Greg Dyke on This Week

Watch it. Will be available online as well as repeated on digital tv and certainly on Friday on BBC Parliament. Greg fronts a film in which he argues for PR for the Commons. He makes some very good points. The responses from the This Week sofa:

Diane Abbott admits she is a "turkey" and won't vote for Christmas. And she attacks PR. She fails to answer Greg's great question on her seat being so safe that people don't bother turning out. Skewered on that one, Diane.

Michael Portillo blames the media. And the lack of a close election. Ironic that. FPTP is said by its supporters to give decent majorities and a firm result. Yet now they are claiming it needs a very competitive, close election to boost turnout. Not often that both coincide!


Posted by malcolmclark on January 31, 2008

Comments

There are many reasons why people don't turn out to cast a vote but the major one is the fact that in safe seats people are increasingly recognising that there is just no point in turning out because their vote will not make the slightest difference.

Politicians must be well aware of this but they will blame anything but the electoral system for low turnout and do anything but attack the main cause - the electoral system.

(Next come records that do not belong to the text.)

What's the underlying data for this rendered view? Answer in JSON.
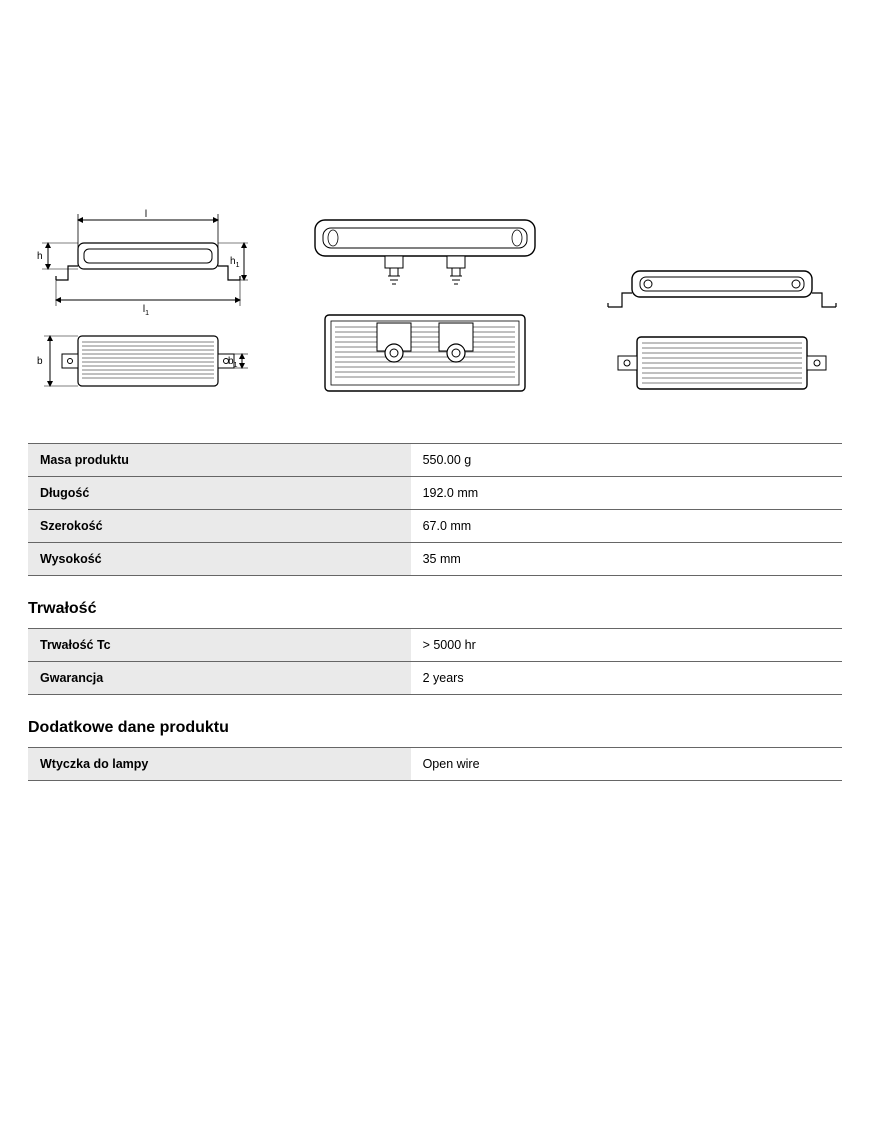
{
  "colors": {
    "stroke": "#000000",
    "row_bg": "#eaeaea",
    "border": "#666666",
    "fill_white": "#ffffff"
  },
  "diagram_labels": {
    "l": "l",
    "l1": "l",
    "l1_sub": "1",
    "h": "h",
    "h1": "h",
    "h1_sub": "1",
    "b": "b",
    "b1": "b",
    "b1_sub": "1"
  },
  "sections": [
    {
      "title": null,
      "rows": [
        {
          "k": "Masa produktu",
          "v": "550.00 g"
        },
        {
          "k": "Długość",
          "v": "192.0 mm"
        },
        {
          "k": "Szerokość",
          "v": "67.0 mm"
        },
        {
          "k": "Wysokość",
          "v": "35 mm"
        }
      ]
    },
    {
      "title": "Trwałość",
      "rows": [
        {
          "k": "Trwałość Tc",
          "v": "> 5000 hr"
        },
        {
          "k": "Gwarancja",
          "v": "2 years"
        }
      ]
    },
    {
      "title": "Dodatkowe dane produktu",
      "rows": [
        {
          "k": "Wtyczka do lampy",
          "v": "Open wire"
        }
      ]
    }
  ]
}
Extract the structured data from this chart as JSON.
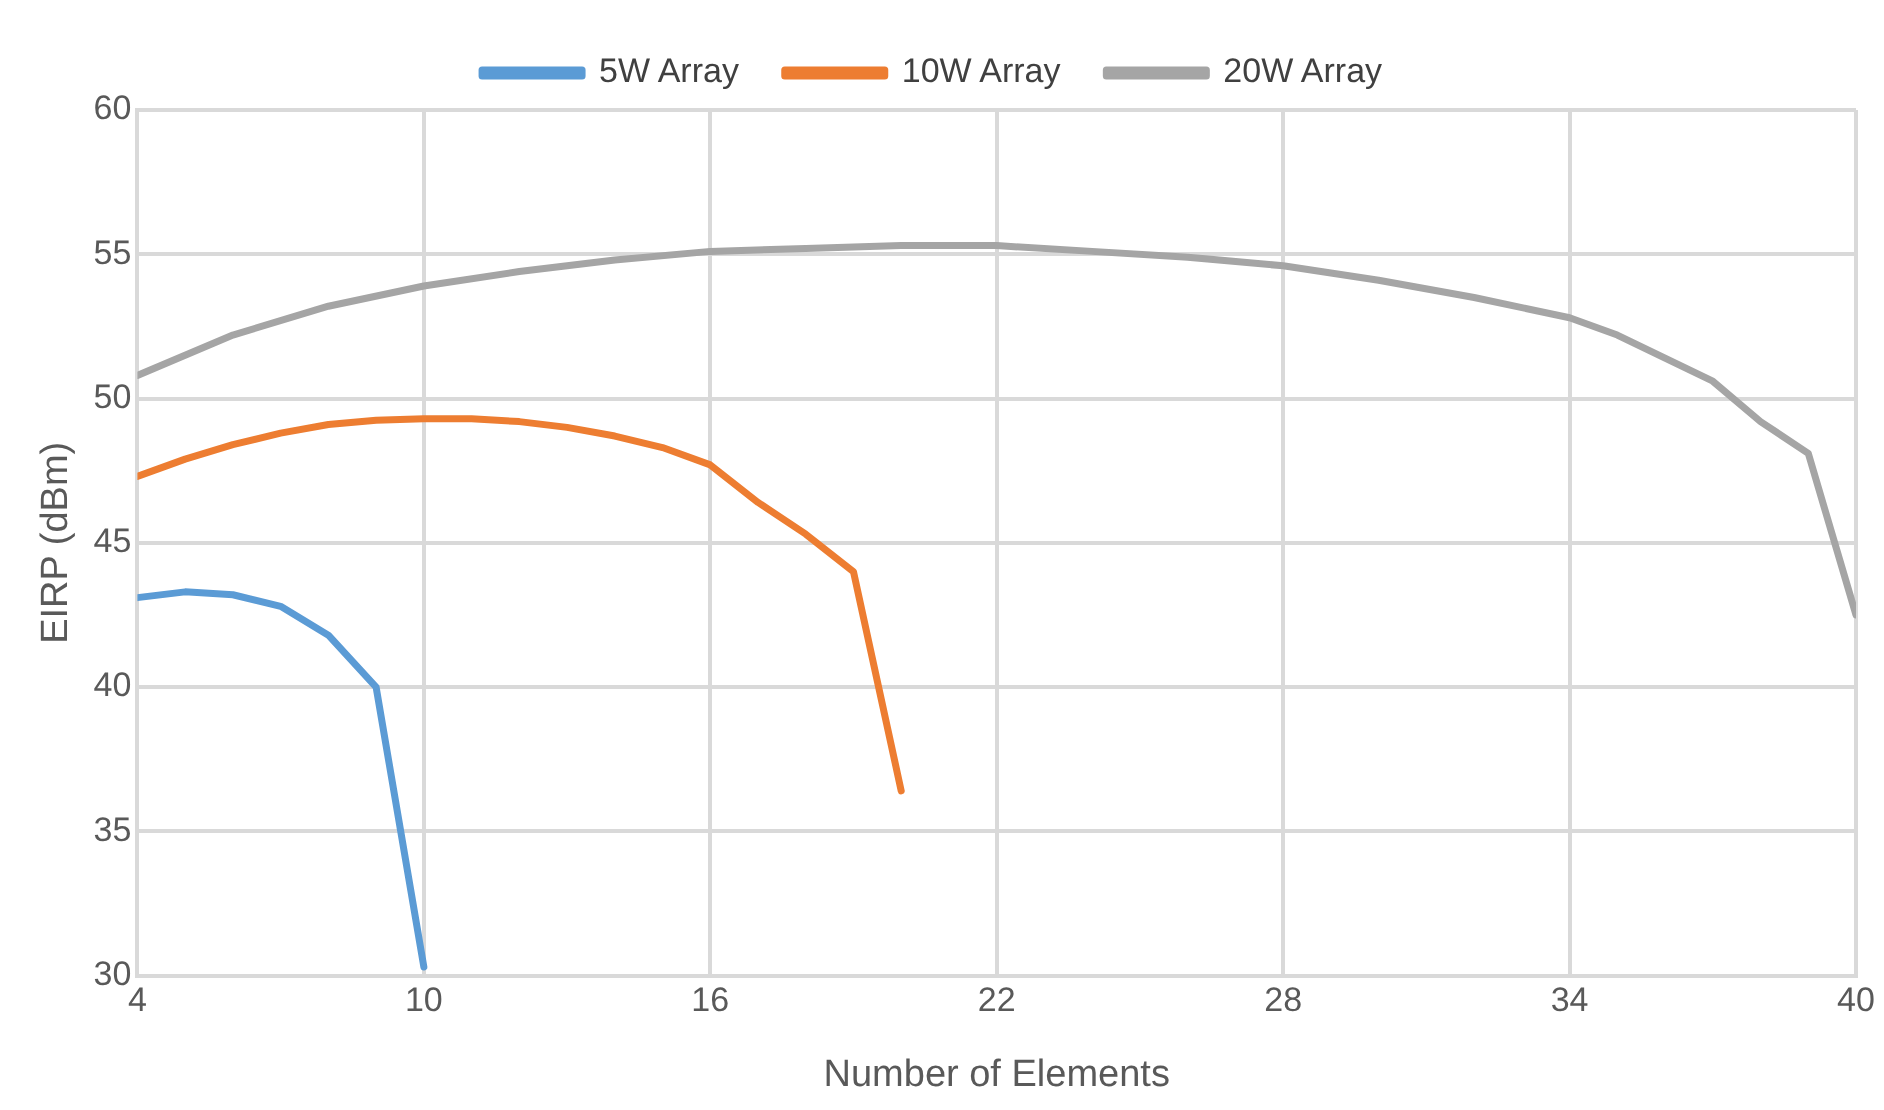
{
  "chart_data": {
    "type": "line",
    "xlabel": "Number of Elements",
    "ylabel": "EIRP (dBm)",
    "xlim": [
      4,
      40
    ],
    "xticks": [
      4,
      10,
      16,
      22,
      28,
      34,
      40
    ],
    "ylim": [
      30,
      60
    ],
    "yticks": [
      30,
      35,
      40,
      45,
      50,
      55,
      60
    ],
    "grid": true,
    "legend": "top",
    "marker": "none",
    "line_style": "solid",
    "series": [
      {
        "name": "5W Array",
        "color": "#5b9bd5",
        "x": [
          4,
          5,
          6,
          7,
          8,
          9,
          10
        ],
        "values": [
          43.1,
          43.3,
          43.2,
          42.8,
          41.8,
          40.0,
          30.3
        ]
      },
      {
        "name": "10W Array",
        "color": "#ed7d31",
        "x": [
          4,
          5,
          6,
          7,
          8,
          9,
          10,
          11,
          12,
          13,
          14,
          15,
          16,
          17,
          18,
          19,
          20
        ],
        "values": [
          47.3,
          47.9,
          48.4,
          48.8,
          49.1,
          49.25,
          49.3,
          49.3,
          49.2,
          49.0,
          48.7,
          48.3,
          47.7,
          46.4,
          45.3,
          44.0,
          36.4
        ]
      },
      {
        "name": "20W Array",
        "color": "#a5a5a5",
        "x": [
          4,
          6,
          8,
          10,
          12,
          14,
          16,
          18,
          20,
          22,
          24,
          26,
          28,
          30,
          32,
          34,
          35,
          36,
          37,
          38,
          39,
          40
        ],
        "values": [
          50.8,
          52.2,
          53.2,
          53.9,
          54.4,
          54.8,
          55.1,
          55.2,
          55.3,
          55.3,
          55.1,
          54.9,
          54.6,
          54.1,
          53.5,
          52.8,
          52.2,
          51.4,
          50.6,
          49.2,
          48.1,
          42.5
        ]
      }
    ]
  }
}
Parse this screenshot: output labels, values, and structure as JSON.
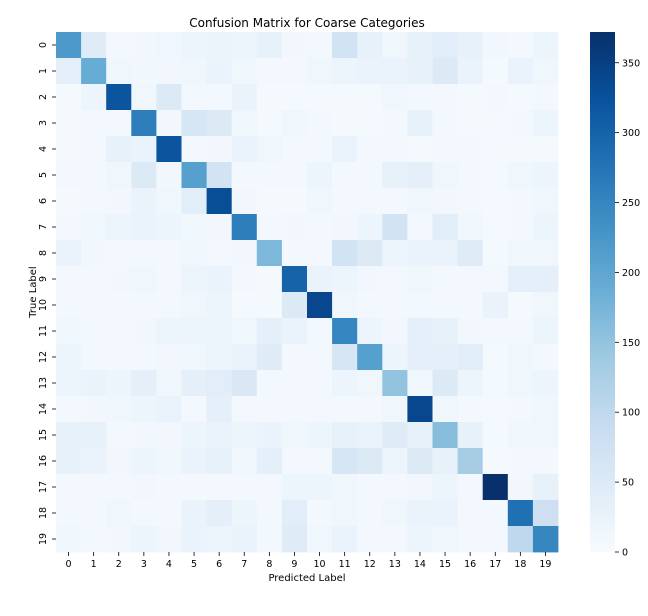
{
  "chart_data": {
    "type": "heatmap",
    "title": "Confusion Matrix for Coarse Categories",
    "xlabel": "Predicted Label",
    "ylabel": "True Label",
    "x_categories": [
      "0",
      "1",
      "2",
      "3",
      "4",
      "5",
      "6",
      "7",
      "8",
      "9",
      "10",
      "11",
      "12",
      "13",
      "14",
      "15",
      "16",
      "17",
      "18",
      "19"
    ],
    "y_categories": [
      "0",
      "1",
      "2",
      "3",
      "4",
      "5",
      "6",
      "7",
      "8",
      "9",
      "10",
      "11",
      "12",
      "13",
      "14",
      "15",
      "16",
      "17",
      "18",
      "19"
    ],
    "colormap": "Blues",
    "colorbar": {
      "min": 0,
      "max": 372,
      "ticks": [
        0,
        50,
        100,
        150,
        200,
        250,
        300,
        350
      ]
    },
    "values": [
      [
        220,
        45,
        10,
        12,
        14,
        20,
        22,
        18,
        30,
        12,
        10,
        70,
        30,
        15,
        30,
        40,
        30,
        12,
        10,
        20
      ],
      [
        35,
        190,
        15,
        12,
        12,
        15,
        25,
        15,
        10,
        10,
        15,
        20,
        25,
        25,
        30,
        50,
        25,
        5,
        25,
        15
      ],
      [
        5,
        20,
        320,
        15,
        50,
        8,
        10,
        25,
        5,
        5,
        5,
        5,
        5,
        15,
        8,
        10,
        5,
        8,
        5,
        10
      ],
      [
        5,
        8,
        10,
        260,
        12,
        60,
        50,
        15,
        5,
        15,
        10,
        5,
        5,
        10,
        30,
        10,
        5,
        5,
        10,
        20
      ],
      [
        5,
        8,
        30,
        25,
        320,
        10,
        12,
        25,
        15,
        10,
        10,
        25,
        10,
        10,
        5,
        10,
        10,
        5,
        5,
        5
      ],
      [
        8,
        10,
        15,
        50,
        12,
        210,
        70,
        8,
        8,
        10,
        18,
        10,
        10,
        30,
        35,
        15,
        10,
        5,
        15,
        20
      ],
      [
        5,
        8,
        12,
        25,
        15,
        40,
        330,
        12,
        5,
        5,
        15,
        8,
        8,
        10,
        15,
        12,
        8,
        5,
        10,
        15
      ],
      [
        8,
        15,
        20,
        25,
        20,
        15,
        12,
        260,
        10,
        12,
        10,
        12,
        20,
        70,
        10,
        40,
        15,
        5,
        10,
        20
      ],
      [
        25,
        12,
        10,
        8,
        10,
        15,
        10,
        12,
        170,
        10,
        10,
        70,
        50,
        20,
        25,
        25,
        45,
        5,
        15,
        15
      ],
      [
        8,
        10,
        12,
        15,
        10,
        18,
        25,
        10,
        5,
        300,
        25,
        20,
        12,
        10,
        15,
        10,
        10,
        10,
        35,
        35
      ],
      [
        8,
        10,
        8,
        10,
        10,
        15,
        20,
        5,
        5,
        50,
        340,
        15,
        10,
        8,
        10,
        10,
        10,
        25,
        5,
        15
      ],
      [
        15,
        10,
        10,
        12,
        18,
        20,
        20,
        15,
        35,
        25,
        10,
        250,
        20,
        12,
        35,
        30,
        12,
        10,
        10,
        20
      ],
      [
        20,
        10,
        10,
        10,
        12,
        15,
        20,
        25,
        45,
        10,
        10,
        60,
        210,
        20,
        35,
        35,
        40,
        5,
        15,
        10
      ],
      [
        20,
        25,
        20,
        35,
        15,
        35,
        40,
        55,
        10,
        10,
        10,
        20,
        15,
        150,
        15,
        50,
        20,
        5,
        15,
        20
      ],
      [
        8,
        12,
        15,
        20,
        25,
        10,
        35,
        8,
        8,
        8,
        10,
        10,
        10,
        15,
        340,
        15,
        10,
        5,
        10,
        15
      ],
      [
        30,
        30,
        10,
        12,
        12,
        20,
        25,
        20,
        25,
        15,
        20,
        30,
        25,
        45,
        30,
        160,
        30,
        5,
        15,
        15
      ],
      [
        30,
        25,
        12,
        18,
        15,
        25,
        30,
        15,
        35,
        10,
        10,
        60,
        50,
        20,
        50,
        30,
        130,
        5,
        10,
        10
      ],
      [
        8,
        10,
        10,
        12,
        10,
        8,
        8,
        10,
        10,
        20,
        20,
        15,
        10,
        10,
        12,
        20,
        10,
        372,
        12,
        30
      ],
      [
        10,
        10,
        15,
        10,
        8,
        25,
        35,
        20,
        10,
        40,
        10,
        15,
        10,
        15,
        25,
        25,
        10,
        10,
        280,
        80
      ],
      [
        15,
        10,
        12,
        20,
        12,
        25,
        20,
        25,
        10,
        45,
        15,
        25,
        10,
        10,
        20,
        15,
        10,
        10,
        100,
        250
      ]
    ]
  }
}
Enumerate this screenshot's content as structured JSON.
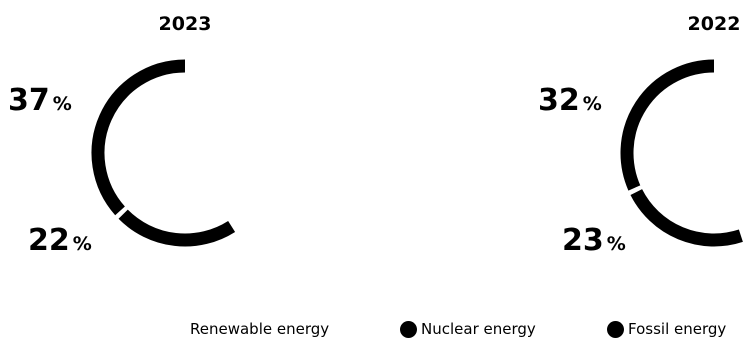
{
  "chart_data": [
    {
      "type": "donut",
      "title": "2023",
      "slices": [
        {
          "name": "Fossil energy",
          "value": 37,
          "label": "37",
          "unit": "%"
        },
        {
          "name": "Nuclear energy",
          "value": 22,
          "label": "22",
          "unit": "%"
        },
        {
          "name": "Renewable energy",
          "value": 41
        }
      ]
    },
    {
      "type": "donut",
      "title": "2022",
      "slices": [
        {
          "name": "Fossil energy",
          "value": 32,
          "label": "32",
          "unit": "%"
        },
        {
          "name": "Nuclear energy",
          "value": 23,
          "label": "23",
          "unit": "%"
        },
        {
          "name": "Renewable energy",
          "value": 45
        }
      ]
    }
  ],
  "legend": [
    {
      "label": "Renewable energy",
      "color": "#ffffff",
      "marker": false
    },
    {
      "label": "Nuclear energy",
      "color": "#000000",
      "marker": true
    },
    {
      "label": "Fossil energy",
      "color": "#000000",
      "marker": true
    }
  ],
  "colors": {
    "slice": "#000000",
    "background": "#ffffff"
  }
}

They call for more postal votes, electronic voting etc, as if the main purpose of elections was to achieve a large turnout and ignoring the fact that around 70% of voters in safe seats are wasting their time in casting a vote.

I have quoted before a randomly selected example from the 1997 election. No apologies for quoting it again!

"Rother Valley: Lab 31,184; Con 7,699; LD 5342; Other 1,932. So 7699 plus 1 = 7700 voters were represented by the Labour winner. Every one of the remaining votes was represented by no-one: one Labour MP went to Westminster representing 7,700 voters, ie 17% of those who voted, or 11% of the total electorate. (Electorate 68584; voters 47157 = 67.3%)

In this case , if we generously exclude the Tory "yardstick" vote of 7699, the proportion of wasted votes is 67%. Moreover THE RESULT WOULD HAVE BEEN THE SAME IF 23,484 OF THE LABOUR VOTERS HAD STAYED AT HOME, or if all the people who abstained from voting had voted for the Tories: one Labour MP would have been elected."

So, in this typical case, without changing the electoral system what would have been the point of changing the mechanics of voting!

Posted by: Joe Patterson at February 1, 2008 11:11 AM

I'd like to put what I believe is an important point to Diane Abbot and other supporters of FPTP: If election results don't accurately reflect the parties' share of the vote, then the whole concept of elections is invalid, and there's scarecely any point in having elections at all.